Säule eins – die Spielerträge. Sie sind von 27,8 auf 29,5 Millionen Euro gestiegen – auch wegen der neuen Arena. In der vergangenen Saison stellte der VfB da einen Zuschauerrekord auf – mit durchschnittlich 54 406 Besuchern pro Partie. Damit belegte der Club europaweit den achten Platz. An der Spitze lag Borussia Dortmund vor dem FC Barcelona, Manchester United und Real Madrid. „Diese Quelle ist bei uns ausgeschöpft“, sagt Mäuser, „schließlich können wir nicht noch ein Stadion bauen.“

Säule zwei – die Werbeerträge. Sie sind 2011 zwar von 20,5 Millionen auf 19,9 Millionen Euro etwas gesunken, doch für Mäuser ist das immer noch ein Spitzenwert. „Auch da ist die Grenze des Wachstums erreicht“, sagt der Präsident, für den es ein Alarmzeichen ist, dass in Werder Bremen und dem 1. FC Nürnberg zwei Bundesligisten ohne Trikotpartner dastehen. Der VfB hat dagegen die Daimlerbank gefunden.

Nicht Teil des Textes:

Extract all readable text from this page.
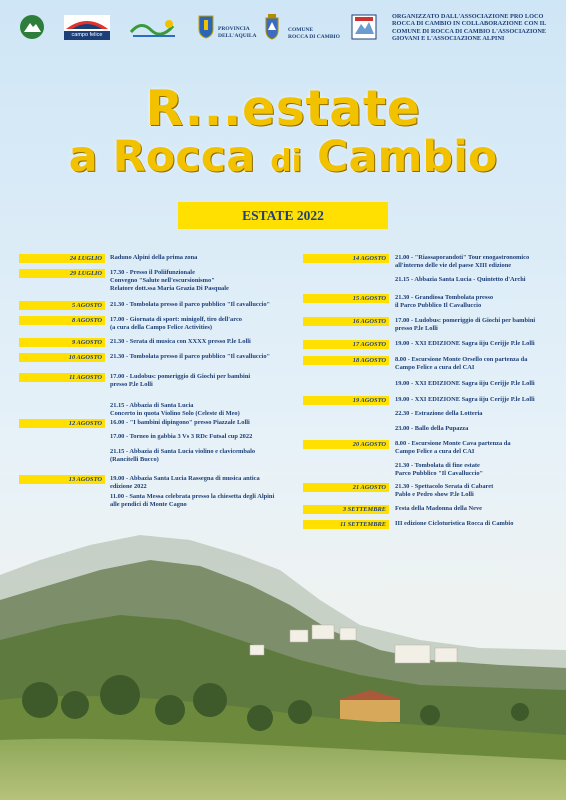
campo felice
PROVINCIA
DELL'AQUILA
COMUNE
ROCCA DI CAMBIO
ORGANIZZATO DALL'ASSOCIAZIONE PRO LOCO ROCCA DI CAMBIO IN COLLABORAZIONE CON IL COMUNE DI ROCCA DI CAMBIO L'ASSOCIAZIONE GIOVANI E L'ASSOCIAZIONE ALPINI
R...estate
a Rocca di Cambio
ESTATE 2022
24 LUGLIO	Raduno Alpini della prima zona
29 LUGLIO	17.30 - Presso il Poliifunzionale
Convegno "Salute nell'escursionismo"
Relatore dott.ssa Maria Grazia Di Pasquale
5 AGOSTO	21.30 - Tombolata presso il parco pubblico "Il cavalluccio"
8 AGOSTO	17.00 - Giornata di sport: minigolf, tiro dell'arco
(a cura della Campo Felice Activities)
9 AGOSTO	21.30 - Serata di musica con XXXX presso P.le Lolli
10 AGOSTO	21.30 - Tombolata presso il parco pubblico "Il cavalluccio"
11 AGOSTO	17.00 - Ludobus: pomeriggio di Giochi per bambini
presso P.le Lolli
21.15 - Abbazia di Santa Lucia
Concerto in quota Violino Solo (Celeste di Meo)
12 AGOSTO	16.00 - "I bambini dipingono" presso Piazzale Lolli
17.00 - Torneo in gabbia 3 Vs 3 RDc Futsal cup 2022
21.15 - Abbazia di Santa Lucia violino e clavicembalo
(Rancitelli Bucco)
13 AGOSTO	19.00 - Abbazia Santa Lucia Rassegna di musica antica
edizione 2022
11.00 - Santa Messa celebrata presso la chiesetta degli Alpini
alle pendici di Monte Cagno
14 AGOSTO	21.00 - "Riassaporandoti" Tour enogastronomico
all'interno delle vie del paese XIII edizione
21.15 - Abbazia Santa Lucia - Quintetto d'Archi
15 AGOSTO	21.30 - Grandiosa Tombolata presso
il Parco Pubblico Il Cavalluccio
16 AGOSTO	17.00 - Ludobus: pomeriggio di Giochi per bambini
presso P.le Lolli
17 AGOSTO	19.00 - XXI EDIZIONE Sagra iiju Cerijje P.le Lolli
18 AGOSTO	8.00 - Escursione Monte Orsello con partenza da
Campo Felice a cura del CAI
19.00 - XXI EDIZIONE Sagra iiju Cerijje P.le Lolli
19 AGOSTO	19.00 - XXI EDIZIONE Sagra iiju Cerijje P.le Lolli
22.30 - Estrazione della Lotteria
23.00 - Ballo della Pupazza
20 AGOSTO	8.00 - Escursione Monte Cava partenza da
Campo Felice a cura del CAI
21.30 - Tombolata di fine estate
Parco Pubblico "Il Cavalluccio"
21 AGOSTO	21.30 - Spettacolo Serata di Cabaret
Pablo e Pedro show P.le Lolli
3 SETTEMBRE	Festa della Madonna della Neve
11 SETTEMBRE	III edizione Cicloturistica Rocca di Cambio
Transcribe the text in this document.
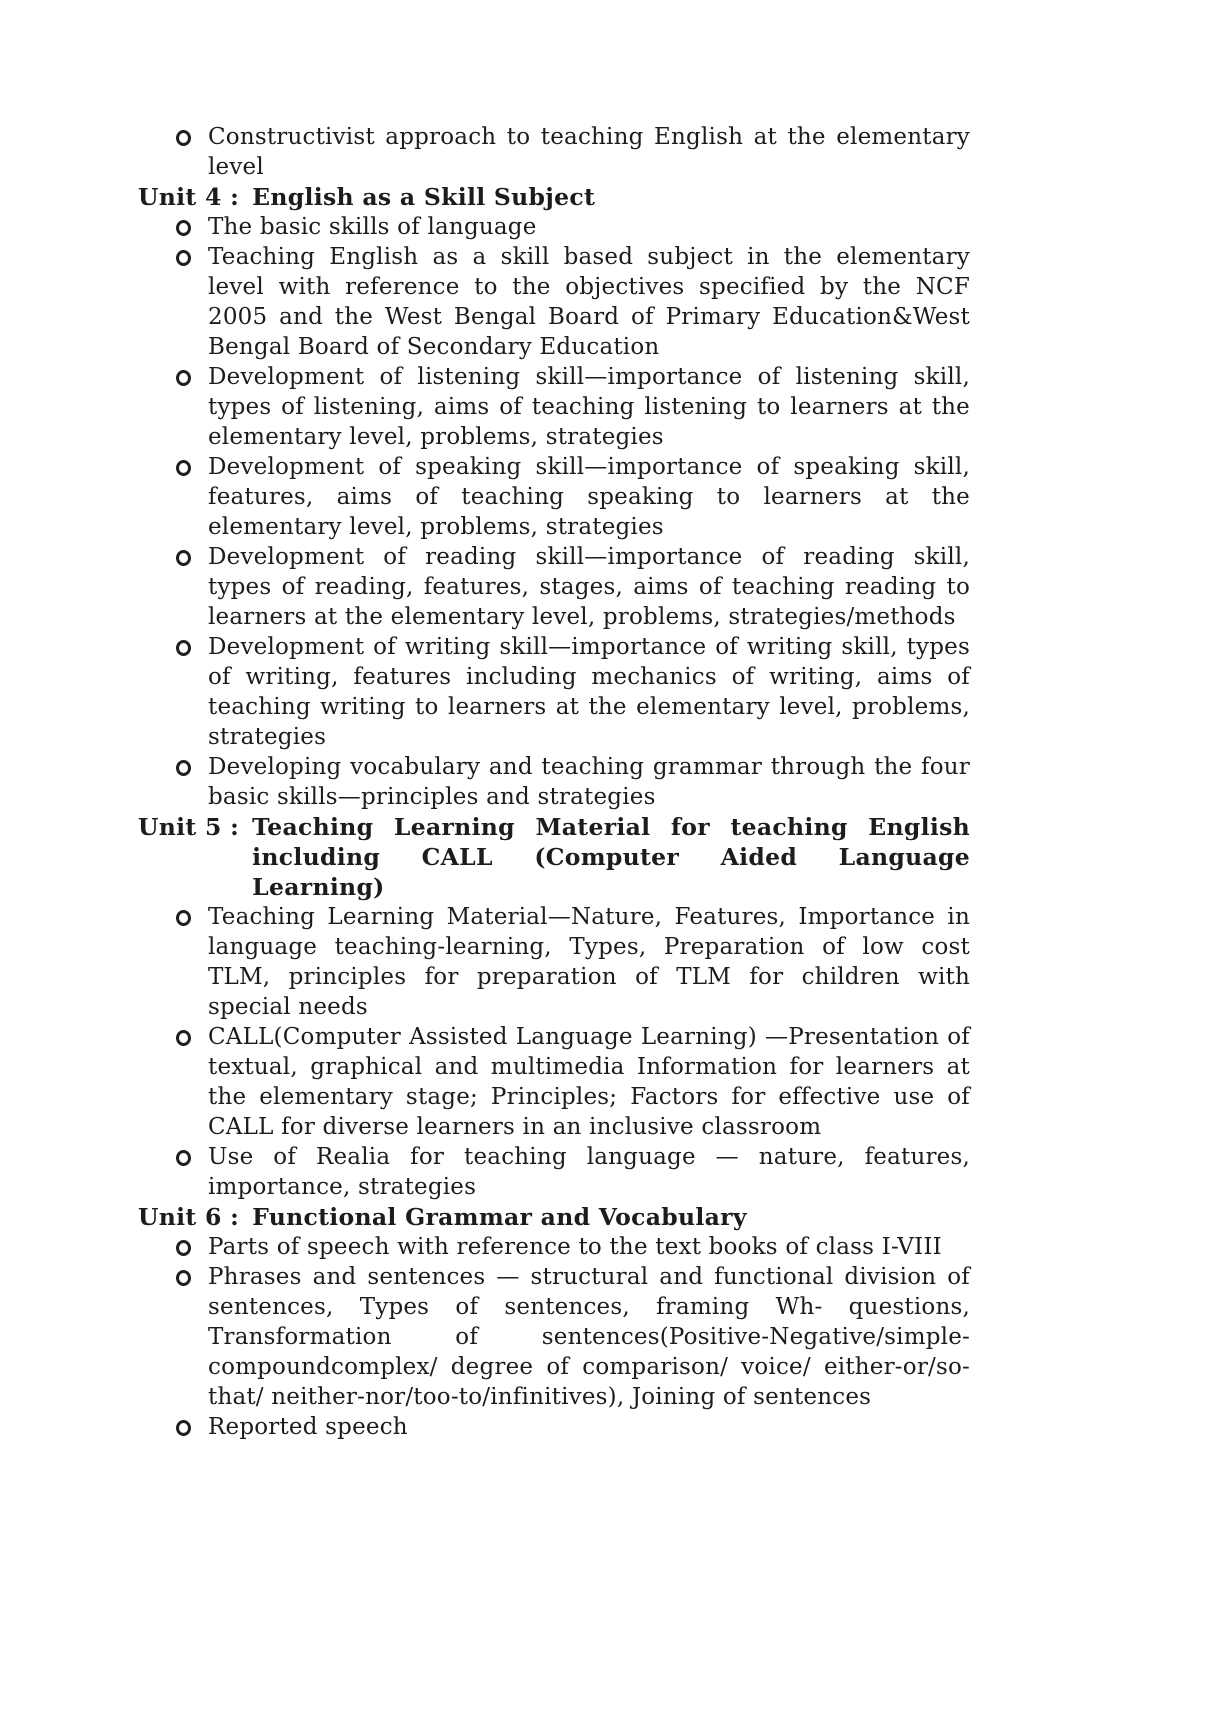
Constructivist approach to teaching English at the elementary level
Unit 4 : English as a Skill Subject
The basic skills of language
Teaching English as a skill based subject in the elementary level with reference to the objectives specified by the NCF 2005 and the West Bengal Board of Primary Education&West Bengal Board of Secondary Education
Development of listening skill—importance of listening skill, types of listening, aims of teaching listening to learners at the elementary level, problems, strategies
Development of speaking skill—importance of speaking skill, features, aims of teaching speaking to learners at the elementary level, problems, strategies
Development of reading skill—importance of reading skill, types of reading, features, stages, aims of teaching reading to learners at the elementary level, problems, strategies/methods
Development of writing skill—importance of writing skill, types of writing, features including mechanics of writing, aims of teaching writing to learners at the elementary level, problems, strategies
Developing vocabulary and teaching grammar through the four basic skills—principles and strategies
Unit 5 : Teaching Learning Material for teaching English including CALL (Computer Aided Language Learning)
Teaching Learning Material—Nature, Features, Importance in language teaching-learning, Types, Preparation of low cost TLM, principles for preparation of TLM for children with special needs
CALL(Computer Assisted Language Learning) —Presentation of textual, graphical and multimedia Information for learners at the elementary stage; Principles; Factors for effective use of CALL for diverse learners in an inclusive classroom
Use of Realia for teaching language — nature, features, importance, strategies
Unit 6 : Functional Grammar and Vocabulary
Parts of speech with reference to the text books of class I-VIII
Phrases and sentences — structural and functional division of sentences, Types of sentences, framing Wh- questions, Transformation of sentences(Positive-Negative/simple-compoundcomplex/ degree of comparison/ voice/ either-or/so-that/ neither-nor/too-to/infinitives), Joining of sentences
Reported speech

TV-Rechte bringen mehr Geld

Säule drei – die medialen Verwertungsrechte. Da wird künftig erheblich mehr Geld auf das Konto fließen als zuletzt mit 27 Millionen Euro. Denn die Deutsche Fußball-Liga (DFL) hat von 2013 an einen neuen Fernsehvertrag abgeschlossen – „und dabei einen hervorragenden Job gemacht“, sagt Mäuser, der jetzt nur hofft, „dass nicht alles gleich wieder eins zu eins in die Taschen der Spieler wandern wird“.

Bleibt Säule vier – die Transferentschädigungen. Für seinen Geschmack viel zu oft hat Mäuser den Vorwurf gehört, der VfB spare sich zu Tode. Deshalb holt er zum Gegenangriff aus und präsentiert alle Transfererlöse und Transferausgaben inklusive der Nebenkosten seit 2007. Demnach hat der VfB in diesem Zeitraum 90,6 Millionen Euro eingenommen – das meiste für Mario Gomez, Sami Khedira, Christian Träsch und Bernd Leno. Ausgegeben hat der Club 66,5 Millionen Euro. Haben die Kritiker also doch recht, die Mäuser einen sturen Sparkurs unterstellen?

Eine Rechnung ohne Zukunft

Nein, sagt der Präsident, man müsse das Gebilde in seiner Gesamtheit betrachten. So rechnet er auch Beraterhonorare von 15,2 Millionen Euro in seine Auflistung mit hinein, die gezahlt werden mussten, um Verträge von Leistungsträgern wie Gomez, Khedira oder Matthieu Delpierre zu verlängern. Und obendrauf setzt Mäuser noch die Kosten für die Nachwuchsarbeit: 25 Millionen Euro. Abschließend lautet das Ergebnis dann: Transfereinnahmen von 90,6 Millionen Euro stehen Spielerausgaben von 106,7 Millionen Euro gegenüber.

Das ist die Rechnung, die für Mäuser keine Zukunft hat. Denn: „Ohne Transferüberschuss kommen wir sofort in die Bredouille“, sagt der Präsident, für den daraus folgt, „dass wir auf die Jugend setzen müssen. Das ist sportlich attraktiv – und wirtschaftlich.“ Der VfB sei ein Ausbildungsverein. „Ich setze unsere Existenz nicht aufs Spiel, nur weil wir meinen, einmal alles für die Champions League riskieren zu müssen“, sagt Mäuser, „wenn das schiefgeht, droht im schlimmsten Fall die Insolvenz.“ Und im besseren Fall ein Zustand wie bei Peter Peters auf Schalke.